Sa cuisine « intelligente », où elle marie avec dextérité tradition brésilienne et influences européennes lui avait déjà valu de décrocher, l'an dernier, le titre de meilleur chef d'Amérique Latine. À 36 ans, la Brésilienne Helene Rizzo vient également d'être sacrée meilleure femme chef de 2014 par le jury du Prix Veuve Clicquot. Composé de plus de 900 jurés, pour la plupart restaurateurs, critiques et rédacteurs gastronomiques issus du monde entier, le Prix Veuve Clicquot récompense depuis 2011 la cuisine de cheffes d'exception.
Succédant à la Française Anne-Sophie Pic, à l'Espagnole Elena Arzak et à l'Italienne Nadia Santini, Helena Rizzo a réussi, selon les organisateurs du prix, à « enthousiasmer les critiques les plus coriaces ». Sous le charme, ces derniers ont loué sa « cuisine astucieuse, respectueuse des pratiques gastronomiques traditionnelles brésiliennes et des ingrédients [...] mariée aux techniques modernes avec une touche d'inspiration espagnole. »
Pourtant, rien ne prédestinait Helena Rizzo à être un jour désignée meilleure femme chef au monde. Avant d'officier aux fourneaux du Mani, le restaurant qu'elle a ouvert avec son mari à São Paulo en 2006, Helena Rizzo avait déjà une longue carrière derrière elle. Mannequin à l'âge de 17 ans, la jeune femme entame d'abord des études d'architecture. Mais, passionnée par la gastronomie, elle plaque tout quelques années plus tard et entreprend de gagner ses galons de cuisinière chez les meilleurs chefs. Multipliant les stages dans les meilleurs établissements de São Paulo, Helena Rizzo s'envole finalement pour l'Espagne, où elle décroche une place dans la brigade d'El Celler de Can Roca, un prestigieux restaurant de Gérone, en Catalogne. Parmi ses collègues, se trouve le chef Daniel Redondo, qui a fait ses armes auprès d'Alain Ducasse, et qu'elle finit par épouser.
De retour au Brésil, ils ouvrent ensemble le Mani - du nom de la déesse indienne du Manioc - dans la banlieue Jardim Paulistano de São Paulo.
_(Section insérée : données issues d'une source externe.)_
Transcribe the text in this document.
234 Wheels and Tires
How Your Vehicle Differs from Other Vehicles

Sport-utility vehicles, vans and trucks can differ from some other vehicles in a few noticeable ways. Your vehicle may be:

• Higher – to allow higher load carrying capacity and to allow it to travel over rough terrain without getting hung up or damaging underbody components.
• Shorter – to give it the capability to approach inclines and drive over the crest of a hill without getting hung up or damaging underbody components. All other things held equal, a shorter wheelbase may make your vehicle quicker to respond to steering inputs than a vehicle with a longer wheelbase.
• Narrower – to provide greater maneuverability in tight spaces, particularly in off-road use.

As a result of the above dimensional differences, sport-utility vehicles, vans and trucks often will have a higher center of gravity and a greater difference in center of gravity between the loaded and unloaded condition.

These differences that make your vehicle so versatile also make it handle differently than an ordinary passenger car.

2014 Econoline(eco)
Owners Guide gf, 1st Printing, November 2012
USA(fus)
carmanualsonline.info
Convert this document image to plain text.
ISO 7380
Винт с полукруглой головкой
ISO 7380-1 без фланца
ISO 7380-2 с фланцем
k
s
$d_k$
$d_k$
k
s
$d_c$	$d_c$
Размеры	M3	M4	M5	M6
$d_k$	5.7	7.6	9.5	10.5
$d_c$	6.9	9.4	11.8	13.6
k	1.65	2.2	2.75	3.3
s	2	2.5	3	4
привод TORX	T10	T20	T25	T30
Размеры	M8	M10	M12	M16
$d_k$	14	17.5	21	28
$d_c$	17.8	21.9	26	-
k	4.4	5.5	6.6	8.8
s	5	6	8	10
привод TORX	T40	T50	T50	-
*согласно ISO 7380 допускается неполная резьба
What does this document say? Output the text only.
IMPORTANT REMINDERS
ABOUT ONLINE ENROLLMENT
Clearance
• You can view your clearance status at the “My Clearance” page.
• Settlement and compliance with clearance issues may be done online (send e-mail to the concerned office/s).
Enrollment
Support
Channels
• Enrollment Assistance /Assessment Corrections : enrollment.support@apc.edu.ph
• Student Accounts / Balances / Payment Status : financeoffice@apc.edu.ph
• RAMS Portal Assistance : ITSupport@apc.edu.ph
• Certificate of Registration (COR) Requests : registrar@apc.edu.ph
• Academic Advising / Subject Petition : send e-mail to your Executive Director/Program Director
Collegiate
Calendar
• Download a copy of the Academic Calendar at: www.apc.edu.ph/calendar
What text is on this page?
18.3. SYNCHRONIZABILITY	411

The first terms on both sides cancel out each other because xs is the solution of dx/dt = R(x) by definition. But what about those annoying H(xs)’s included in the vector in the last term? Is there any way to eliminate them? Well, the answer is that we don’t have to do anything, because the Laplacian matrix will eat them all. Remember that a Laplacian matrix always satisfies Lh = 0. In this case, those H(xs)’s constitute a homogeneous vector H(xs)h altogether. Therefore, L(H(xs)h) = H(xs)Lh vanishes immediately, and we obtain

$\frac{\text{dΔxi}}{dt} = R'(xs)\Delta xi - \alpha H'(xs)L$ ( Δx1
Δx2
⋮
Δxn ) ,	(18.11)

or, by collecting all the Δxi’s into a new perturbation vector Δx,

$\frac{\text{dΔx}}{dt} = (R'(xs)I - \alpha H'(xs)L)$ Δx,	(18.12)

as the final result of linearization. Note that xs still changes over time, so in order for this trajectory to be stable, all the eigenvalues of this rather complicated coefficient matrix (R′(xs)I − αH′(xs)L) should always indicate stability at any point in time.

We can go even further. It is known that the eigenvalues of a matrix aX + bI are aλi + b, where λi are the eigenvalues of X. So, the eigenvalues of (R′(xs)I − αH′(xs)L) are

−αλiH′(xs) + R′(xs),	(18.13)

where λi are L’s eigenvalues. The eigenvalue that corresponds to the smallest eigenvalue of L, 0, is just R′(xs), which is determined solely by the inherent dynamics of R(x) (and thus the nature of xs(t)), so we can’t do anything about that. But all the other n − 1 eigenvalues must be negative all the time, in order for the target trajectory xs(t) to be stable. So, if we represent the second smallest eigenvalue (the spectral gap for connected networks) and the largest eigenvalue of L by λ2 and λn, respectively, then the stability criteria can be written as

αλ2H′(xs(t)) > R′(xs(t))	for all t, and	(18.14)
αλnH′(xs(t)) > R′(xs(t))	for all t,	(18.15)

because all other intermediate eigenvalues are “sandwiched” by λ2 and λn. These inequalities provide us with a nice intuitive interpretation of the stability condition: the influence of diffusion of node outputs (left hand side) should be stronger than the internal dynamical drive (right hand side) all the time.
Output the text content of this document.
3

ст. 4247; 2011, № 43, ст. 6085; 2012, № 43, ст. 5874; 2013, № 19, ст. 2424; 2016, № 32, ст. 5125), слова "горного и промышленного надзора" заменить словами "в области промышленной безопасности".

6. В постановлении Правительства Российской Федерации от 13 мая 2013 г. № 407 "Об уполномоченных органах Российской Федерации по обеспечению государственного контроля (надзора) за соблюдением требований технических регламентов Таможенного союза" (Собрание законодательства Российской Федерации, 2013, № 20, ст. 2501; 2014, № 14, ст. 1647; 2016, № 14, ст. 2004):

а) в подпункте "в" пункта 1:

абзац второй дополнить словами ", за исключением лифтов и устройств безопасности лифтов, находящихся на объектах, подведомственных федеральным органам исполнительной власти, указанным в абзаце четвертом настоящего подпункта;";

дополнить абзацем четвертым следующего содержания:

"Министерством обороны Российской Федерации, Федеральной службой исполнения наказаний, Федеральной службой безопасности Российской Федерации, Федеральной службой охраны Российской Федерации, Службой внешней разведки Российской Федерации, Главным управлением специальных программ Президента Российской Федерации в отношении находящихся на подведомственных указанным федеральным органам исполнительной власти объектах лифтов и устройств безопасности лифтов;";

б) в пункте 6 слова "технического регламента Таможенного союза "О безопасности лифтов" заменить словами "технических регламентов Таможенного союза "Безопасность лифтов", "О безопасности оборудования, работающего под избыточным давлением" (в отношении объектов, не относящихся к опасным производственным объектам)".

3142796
Très vite, leur cuisine fusion où se mêle cuisine traditionnelle brésilienne et influences méditerranéennes attire l'attention des critiques, qui se pâment pour leur spécialité : le manioca cuit au four et servi avec une mousse de tucupi (une sauce à base de manioc), de lait coco et d'huile à la truffe blanche. « Au Mani, nous essayons de faire de notre mieux tous les jours, parfois nous nous trompons, mais parfois nous faisons bien les choses », a déclaré Helena Rizzo après avoir remporté le Prix Veuve Clicquot. « Chacune d'entre nous peut être la meilleure selon la situation, à un instant T et selon telle ou telle personne. J'espère que cette distinction permettra au monde de la gastronomie de prendre davantage en compte le travail des chefs femmes et les magnifiques spécialités dont nous disposons au Brésil », a-t-elle ajouté.
Une vision que partage William Drew, rédacteur en chef de la revue britannique The Restaurant. « Nous sommes très fiers de présenter ce prix […] dans ce qui demeure un monde très masculin, nous pensons que célébrer la réussite des brillantes chefs femmes est d'une importance vitale, estime-t-il. Que les réussites d'Helena inspirent les générations futures de femmes à entrer dans cette profession, ce ne peut être qu'un résultat positif. » Helena Rizzo se verra remettre son prix le 28 avril prochain à Londres à l'occasion du l'élection des 50 Meilleurs Restaurants du Monde par la revue.